To create the dull brown look which represents the loss, the artists fired iron rich slips and engobes, and in some cases earth from their neighborhood which melted and adhered to the circular discs. Some discs appear to have remnants of the past in the form of blue jaalis and flashes of gold that peep at us from different parts of the installation, hinting at a rich heritage long gone and neglected. This was an important feature to the artists as they are relevant to the city of Jaipur, where the triennial was based. The work was created using 220 circular ceramic-disc components that mimic the forms created on the potter’s wheel. These tend to point at industrialization and perfection, perhaps indicating a loss of the hand, the beauty of the organic and the many makers.
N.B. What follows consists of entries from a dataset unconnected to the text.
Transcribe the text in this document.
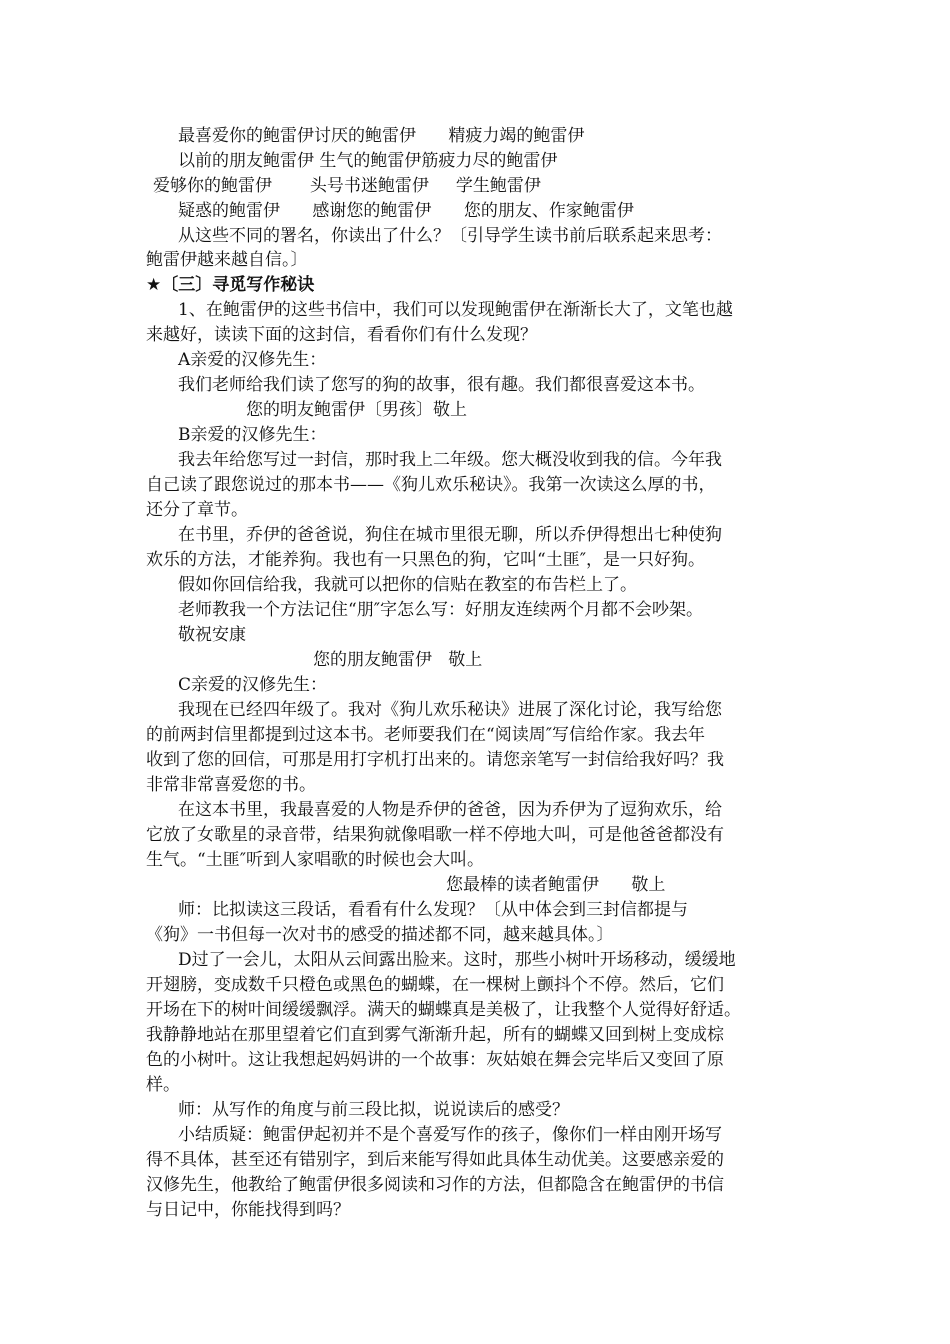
最喜爱你的鲍雷伊讨厌的鲍雷伊      精疲力竭的鲍雷伊
以前的朋友鲍雷伊 生气的鲍雷伊筋疲力尽的鲍雷伊
爱够你的鲍雷伊       头号书迷鲍雷伊     学生鲍雷伊
疑惑的鲍雷伊      感谢您的鲍雷伊      您的朋友、作家鲍雷伊
从这些不同的署名，你读出了什么？〔引导学生读书前后联系起来思考：
鲍雷伊越来越自信。〕
★〔三〕寻觅写作秘诀
1、在鲍雷伊的这些书信中，我们可以发现鲍雷伊在渐渐长大了，文笔也越
来越好，读读下面的这封信，看看你们有什么发现？
A亲爱的汉修先生：
我们老师给我们读了您写的狗的故事，很有趣。我们都很喜爱这本书。
您的明友鲍雷伊〔男孩〕敬上
B亲爱的汉修先生：
我去年给您写过一封信，那时我上二年级。您大概没收到我的信。今年我
自己读了跟您说过的那本书——《狗儿欢乐秘诀》。我第一次读这么厚的书，
还分了章节。
在书里，乔伊的爸爸说，狗住在城市里很无聊，所以乔伊得想出七种使狗
欢乐的方法，才能养狗。我也有一只黑色的狗，它叫“土匪″，是一只好狗。
假如你回信给我，我就可以把你的信贴在教室的布告栏上了。
老师教我一个方法记住“朋″字怎么写：好朋友连续两个月都不会吵架。
敬祝安康
您的朋友鲍雷伊   敬上
C亲爱的汉修先生：
我现在已经四年级了。我对《狗儿欢乐秘诀》进展了深化讨论，我写给您
的前两封信里都提到过这本书。老师要我们在“阅读周″写信给作家。我去年
收到了您的回信，可那是用打字机打出来的。请您亲笔写一封信给我好吗？我
非常非常喜爱您的书。
在这本书里，我最喜爱的人物是乔伊的爸爸，因为乔伊为了逗狗欢乐，给
它放了女歌星的录音带，结果狗就像唱歌一样不停地大叫，可是他爸爸都没有
生气。“土匪″听到人家唱歌的时候也会大叫。
您最棒的读者鲍雷伊      敬上
师：比拟读这三段话，看看有什么发现？〔从中体会到三封信都提与
《狗》一书但每一次对书的感受的描述都不同，越来越具体。〕
D过了一会儿，太阳从云间露出脸来。这时，那些小树叶开场移动，缓缓地
开翅膀，变成数千只橙色或黑色的蝴蝶，在一棵树上颤抖个不停。然后，它们
开场在下的树叶间缓缓飘浮。满天的蝴蝶真是美极了，让我整个人觉得好舒适。
我静静地站在那里望着它们直到雾气渐渐升起，所有的蝴蝶又回到树上变成棕
色的小树叶。这让我想起妈妈讲的一个故事：灰姑娘在舞会完毕后又变回了原
样。
师：从写作的角度与前三段比拟，说说读后的感受？
小结质疑：鲍雷伊起初并不是个喜爱写作的孩子，像你们一样由刚开场写
得不具体，甚至还有错别字，到后来能写得如此具体生动优美。这要感亲爱的
汉修先生，他教给了鲍雷伊很多阅读和习作的方法，但都隐含在鲍雷伊的书信
与日记中，你能找得到吗？
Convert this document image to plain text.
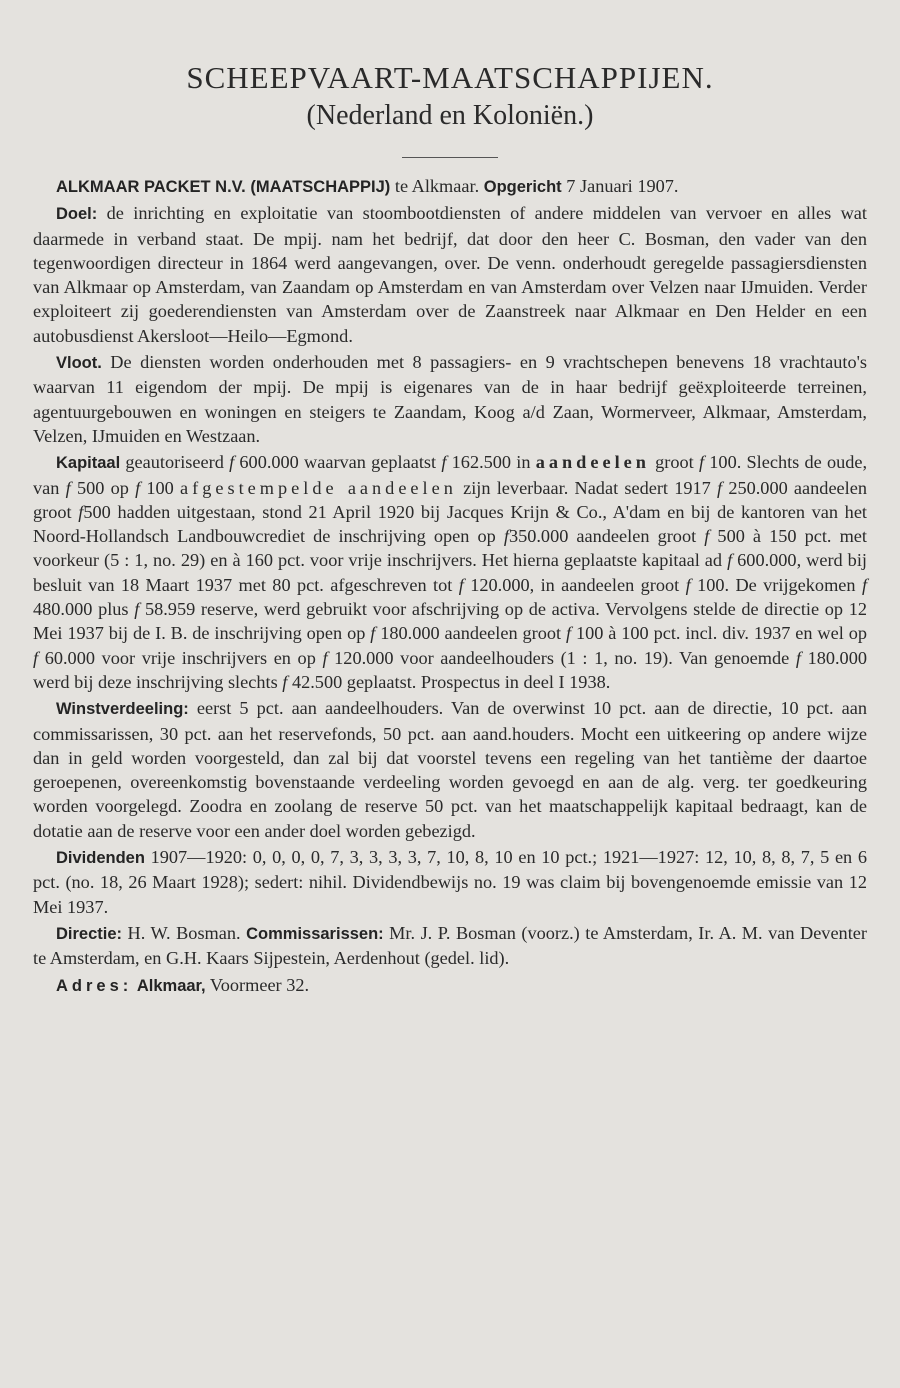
SCHEEPVAART-MAATSCHAPPIJEN.
(Nederland en Koloniën.)

ALKMAAR PACKET N.V. (MAATSCHAPPIJ) te Alkmaar. Opgericht 7 Januari 1907.

Doel: de inrichting en exploitatie van stoombootdiensten of andere middelen van vervoer en alles wat daarmede in verband staat. De mpij. nam het bedrijf, dat door den heer C. Bosman, den vader van den tegenwoordigen directeur in 1864 werd aangevangen, over. De venn. onderhoudt geregelde passagiersdiensten van Alkmaar op Amsterdam, van Zaandam op Amsterdam en van Amsterdam over Velzen naar IJmuiden. Verder exploiteert zij goederendiensten van Amsterdam over de Zaanstreek naar Alkmaar en Den Helder en een autobusdienst Akersloot—Heilo—Egmond.

Vloot. De diensten worden onderhouden met 8 passagiers- en 9 vrachtschepen benevens 18 vrachtauto's waarvan 11 eigendom der mpij. De mpij is eigenares van de in haar bedrijf geëxploiteerde terreinen, agentuurgebouwen en woningen en steigers te Zaandam, Koog a/d Zaan, Wormerveer, Alkmaar, Amsterdam, Velzen, IJmuiden en Westzaan.

Kapitaal geautoriseerd f 600.000 waarvan geplaatst f 162.500 in aandeelen groot f 100. Slechts de oude, van f 500 op f 100 afgestempelde aandeelen zijn leverbaar. Nadat sedert 1917 f 250.000 aandeelen groot f500 hadden uitgestaan, stond 21 April 1920 bij Jacques Krijn & Co., A'dam en bij de kantoren van het Noord-Hollandsch Landbouwcrediet de inschrijving open op f350.000 aandeelen groot f 500 à 150 pct. met voorkeur (5 : 1, no. 29) en à 160 pct. voor vrije inschrijvers. Het hierna geplaatste kapitaal ad f 600.000, werd bij besluit van 18 Maart 1937 met 80 pct. afgeschreven tot f 120.000, in aandeelen groot f 100. De vrijgekomen f 480.000 plus f 58.959 reserve, werd gebruikt voor afschrijving op de activa. Vervolgens stelde de directie op 12 Mei 1937 bij de I. B. de inschrijving open op f 180.000 aandeelen groot f 100 à 100 pct. incl. div. 1937 en wel op f 60.000 voor vrije inschrijvers en op f 120.000 voor aandeelhouders (1 : 1, no. 19). Van genoemde f 180.000 werd bij deze inschrijving slechts f 42.500 geplaatst. Prospectus in deel I 1938.

Winstverdeeling: eerst 5 pct. aan aandeelhouders. Van de overwinst 10 pct. aan de directie, 10 pct. aan commissarissen, 30 pct. aan het reservefonds, 50 pct. aan aand.houders. Mocht een uitkeering op andere wijze dan in geld worden voorgesteld, dan zal bij dat voorstel tevens een regeling van het tantième der daartoe geroepenen, overeenkomstig bovenstaande verdeeling worden gevoegd en aan de alg. verg. ter goedkeuring worden voorgelegd. Zoodra en zoolang de reserve 50 pct. van het maatschappelijk kapitaal bedraagt, kan de dotatie aan de reserve voor een ander doel worden gebezigd.

Dividenden 1907—1920: 0, 0, 0, 0, 7, 3, 3, 3, 3, 7, 10, 8, 10 en 10 pct.; 1921—1927: 12, 10, 8, 8, 7, 5 en 6 pct. (no. 18, 26 Maart 1928); sedert: nihil. Dividendbewijs no. 19 was claim bij bovengenoemde emissie van 12 Mei 1937.

Directie: H. W. Bosman. Commissarissen: Mr. J. P. Bosman (voorz.) te Amsterdam, Ir. A. M. van Deventer te Amsterdam, en G.H. Kaars Sijpestein, Aerdenhout (gedel. lid).

Adres: Alkmaar, Voormeer 32.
The entire artwork has criss-crossed lines running through marking the rapid movements of traffic or people as seen in a bird’s eye view. We are confronted through the artwork, to the mad speed that our cities force us to live in. The lines also appear to be gashes that erase the past and signify a future where everything is homogenous and monochromatic.
Mindless Urbanisation is a universal issue today and hence the artworks discussed are very much placed within the global context. However all the artists were aware of the heritage of the city of Jaipur, where the triennale took place and found a thread to connect to this city.
Neha while personifying the city was mindful enough to use “body parts” on her walks and visits in Jaipur , she actually collected broken bits of mortar, bricks etc and incorporated these in the final sculpted work.
The very flat tree shapes that emerge as shadows are reminiscent of the “butis” or floral textile block prints Jaipur is famous for, this was a vital connection for Madhvi.
Terrageometrix uses the “Jaali” or the lattice work, which again is a quintessential element in the heritage properties of the city.
These connections not always obvious to the viewer give the artworks the local context.